雨のルアン・プラバン

ビザの滞在期限が切れるため、初めてのラオスに行ってきました。シェムリアップから1時間ちょっとで着きます。

ところが、出発の前日から風邪をひいてしまい、到着早々寝込んでしまうハメとなり、まあよくあることなので、ままよとばかりにゲストハウスでぼんやりとした日々をまる3日過ごしました。

その上にこの間、ずっと雨が降り続いていたのです。カンボジアも雨季で毎日降りますが、だいたい午後か夜、2回ほどの豪快なスコールがザーッと来ます。それでもどこかで雨宿りをすれば、特に1日の予定がこなせない、ということもないのですが、ここルアン・プラバンは、シトシトと、まるで“日本のような”雨が降りました。



風邪気味ではありましたが、さして熱が出るわけでもなく、ときどき近所をブラブラしていました。泊まっていたゲストハウスのちょうど目の前に大きなお寺があって、午前4時頃になるとガンガンと鐘が鳴り、修行が始まります。読経の声もかすかに聞こえてきます。そして1時間半ほどたつと、寺から僧たちが出てきて、托鉢が始まるのです。



ルアン・プラバンは、街全体が世界遺産に指定されています。

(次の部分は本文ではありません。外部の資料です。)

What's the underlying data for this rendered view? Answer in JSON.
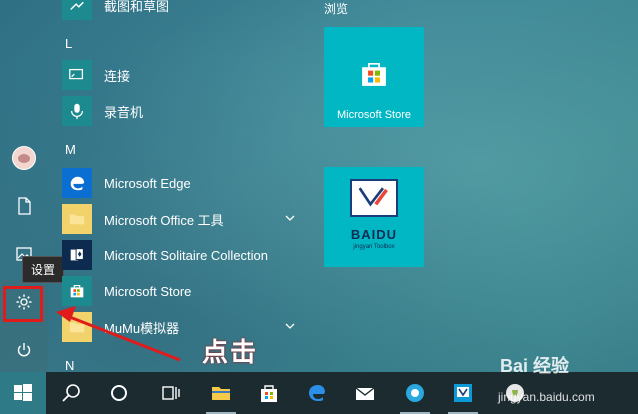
{
  "tooltip": "设置",
  "letters": {
    "L": "L",
    "M": "M",
    "N": "N"
  },
  "apps": {
    "snip": "截图和草图",
    "connect": "连接",
    "recorder": "录音机",
    "edge": "Microsoft Edge",
    "office": "Microsoft Office 工具",
    "solitaire": "Microsoft Solitaire Collection",
    "store": "Microsoft Store",
    "mumu": "MuMu模拟器"
  },
  "tiles": {
    "section": "浏览",
    "store": "Microsoft Store",
    "baidu_title": "BAIDU",
    "baidu_sub": "jingyan Toolbox"
  },
  "annotation": {
    "text": "点击"
  },
  "watermark": {
    "brand": "Bai  经验",
    "url": "jingyan.baidu.com"
  },
  "colors": {
    "accent": "#00b7c3",
    "highlight": "#e01b1b",
    "taskbar": "#1c2b30"
  }
}
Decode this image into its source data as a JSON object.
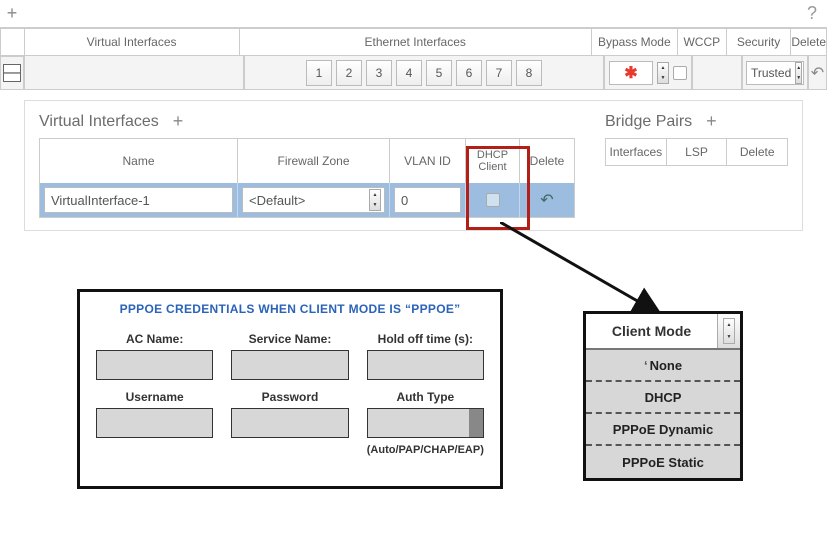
{
  "top": {
    "plus": "+",
    "help": "?"
  },
  "headers": {
    "virtual_interfaces": "Virtual Interfaces",
    "ethernet_interfaces": "Ethernet Interfaces",
    "bypass_mode": "Bypass Mode",
    "wccp": "WCCP",
    "security": "Security",
    "delete": "Delete"
  },
  "ports": [
    "1",
    "2",
    "3",
    "4",
    "5",
    "6",
    "7",
    "8"
  ],
  "bypass_value": "✱",
  "security_value": "Trusted",
  "toggle": "—",
  "vi_section": {
    "title": "Virtual Interfaces",
    "cols": {
      "name": "Name",
      "zone": "Firewall Zone",
      "vlan": "VLAN ID",
      "dhcp_line1": "DHCP",
      "dhcp_line2": "Client",
      "delete": "Delete"
    },
    "row": {
      "name": "VirtualInterface-1",
      "zone": "<Default>",
      "vlan": "0"
    }
  },
  "bp_section": {
    "title": "Bridge Pairs",
    "cols": {
      "interfaces": "Interfaces",
      "lsp": "LSP",
      "delete": "Delete"
    }
  },
  "pppoe": {
    "title": "PPPOE CREDENTIALS WHEN CLIENT MODE IS “PPPOE”",
    "ac_name": "AC Name:",
    "service_name": "Service Name:",
    "hold_off": "Hold off time (s):",
    "username": "Username",
    "password": "Password",
    "auth_type": "Auth Type",
    "auth_hint": "(Auto/PAP/CHAP/EAP)"
  },
  "client_mode": {
    "label": "Client Mode",
    "options": [
      "None",
      "DHCP",
      "PPPoE Dynamic",
      "PPPoE Static"
    ]
  }
}
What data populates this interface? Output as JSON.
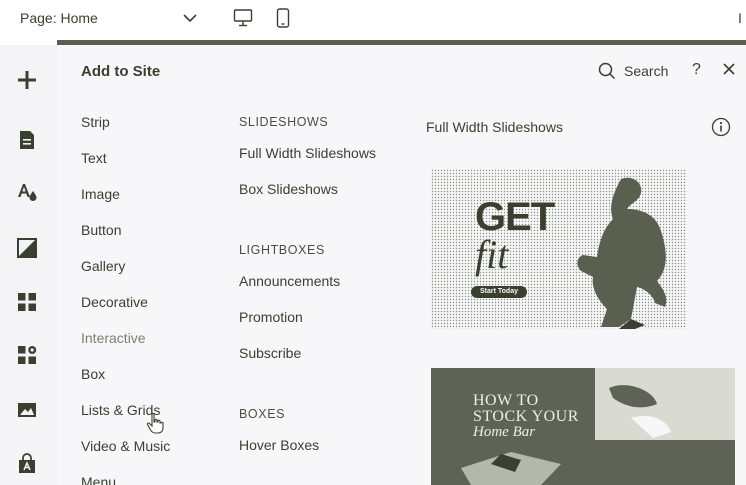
{
  "topbar": {
    "page_prefix": "Page: ",
    "page_name": "Home",
    "edge_text": "I"
  },
  "rail": {
    "icons": [
      "plus-icon",
      "page-icon",
      "theme-icon",
      "background-icon",
      "apps-grid-icon",
      "puzzle-icon",
      "image-icon",
      "market-icon"
    ]
  },
  "panel": {
    "title": "Add to Site",
    "search_label": "Search",
    "help_label": "?",
    "categories": [
      {
        "label": "Strip",
        "muted": false
      },
      {
        "label": "Text",
        "muted": false
      },
      {
        "label": "Image",
        "muted": false
      },
      {
        "label": "Button",
        "muted": false
      },
      {
        "label": "Gallery",
        "muted": false
      },
      {
        "label": "Decorative",
        "muted": false
      },
      {
        "label": "Interactive",
        "muted": true
      },
      {
        "label": "Box",
        "muted": false
      },
      {
        "label": "Lists & Grids",
        "muted": false
      },
      {
        "label": "Video & Music",
        "muted": false
      },
      {
        "label": "Menu",
        "muted": false
      }
    ],
    "sections": [
      {
        "header": "SLIDESHOWS",
        "items": [
          "Full Width Slideshows",
          "Box Slideshows"
        ]
      },
      {
        "header": "LIGHTBOXES",
        "items": [
          "Announcements",
          "Promotion",
          "Subscribe"
        ]
      },
      {
        "header": "BOXES",
        "items": [
          "Hover Boxes"
        ]
      }
    ],
    "preview_title": "Full Width Slideshows",
    "preview1": {
      "headline": "GET",
      "subline": "fit",
      "cta": "Start Today"
    },
    "preview2": {
      "line1": "HOW TO",
      "line2": "STOCK YOUR",
      "line3": "Home Bar"
    }
  },
  "colors": {
    "ink": "#3a4030",
    "olive": "#5a6050",
    "panel": "#f7f7f9"
  }
}
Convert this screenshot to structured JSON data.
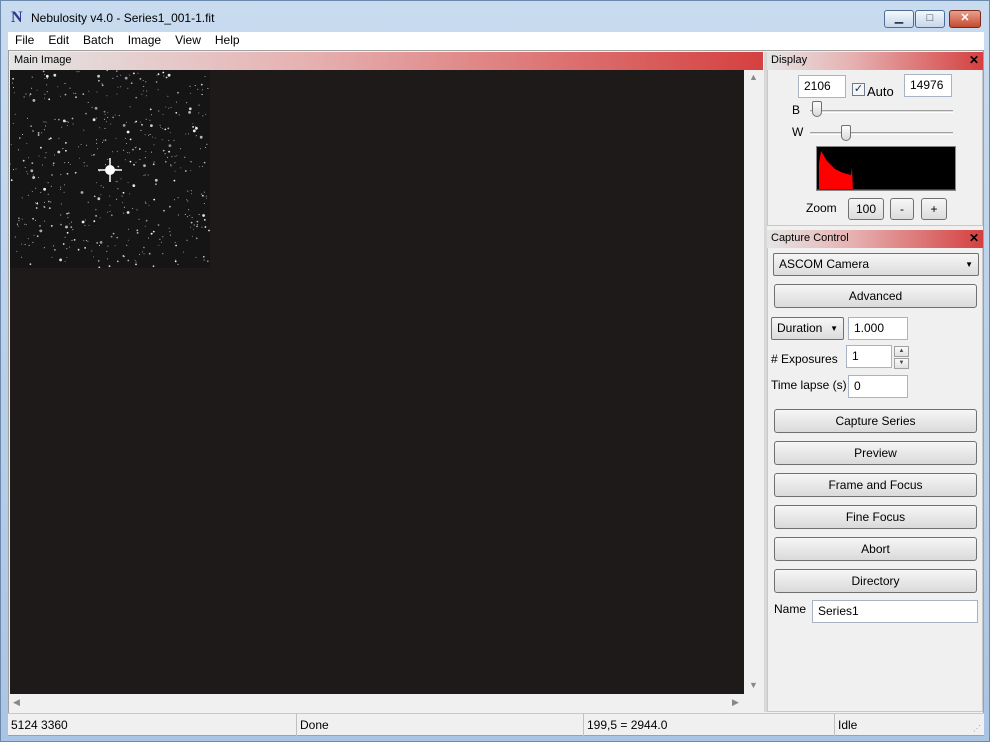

高層建築は禁止され、ラオスの伝統建築と、フランス統治時代の西欧建築が混然とかつバランス良く保存されていて、とても美しい街です。そしてその街並みを縫って、夜明けと共に、オレンジ色の衣を纏った僧侶たちの列が、ひたひたひたと通り過ぎてゆく光景が、どうやらこの地の“名物”になっているようです

で、僧たちにいったい何をあげているのか?ものすごい人数だし、毎日のことなので、きっとお金ではないだろうとちょっと覗いてみたら、それは炊いたご飯でした。ただし、私たちがフツー口にするうるち米ではなく、もち米です。もち米は炊けば少し固まるので、それを少しづつちぎって僧が持つ壺のような入れ物の中に入れていたのです。ですから、托鉢が終わるころには、ちょうど1日分のご飯が集められるということなんでしょう。ちなみに、普通の食堂に入って注文しても、もち米が出てくるところもありました。どうやらラオスでは、ご飯といえば、もち米の方が一般的なのかもしれません。カンボジアの托鉢では、私が見る限りでは、お金をあげていました。

ところで、ベトナム、カンボジア、ラオスの3国を見て来てわけですが、日本人と一番よく似ているのはどの国の人たちかというと、どうやらラオスではないかという気がします。顔つきや雰囲気も一番似ていますが、やはり雨の降り方ひとつとっても、とてもよく似ているし、私が一番そう思うのは、実は靴を脱ぐ、という文化なのです。

ベトナムもカンボジアも脱ぎます。カンボジアの民家は、どこも玄関のところで靴を脱ぎます。2階に上がる外階段があったら、その階段を上がる前で脱ぎます。もちろん寺の本堂に入るところでは、必ず脱ぎます。しかし、ベトナムもカンボジアも、私が普通に泊まるような安ホテル、ゲストハウスの類でも、フツウは部屋には靴を履いたまま入ります。掃除に入る女性たちは、みな靴を脱いで入って、雑巾がけをしてくれますが、お客さんにそれを要請するところはないようです。

ところがラオスは、徹底的に脱がされます。日本と同じで、ホテルの入り口を入るところ、ないしは、2階に上がる階段の前で。例えば道路端に面したちょっとした商店などでも脱がされます。というか、入り口のところに靴やスリッパが脱いであるので、ああそうかなと思って脱ぎます。小さなスーパーに入る時も脱がされたのでびっくりしたことがあります。外国人とわかると、ああそのままでいいですよ、とかいわれますが、私たち日本人は慣れているので気になりません。でも西欧人などはどうなんでしょう?さすがにレストラン、カフェはそのままのようでした。お客さんは外国人観光客だけですから。Guest Houseではなく、Hotelと名が付くところでは、靴のままだと思います。

この靴を脱ぐという文化。これは騎馬民族系にはないわけで、もちろん中国にもありません。これがアジアのどの地域にまで広がっているのか、アジア以外には見られないのか、それを調べてみるのを今後の課題といたしましょう。雨のルアン・プラバンから妙なところに来てしまいましたが。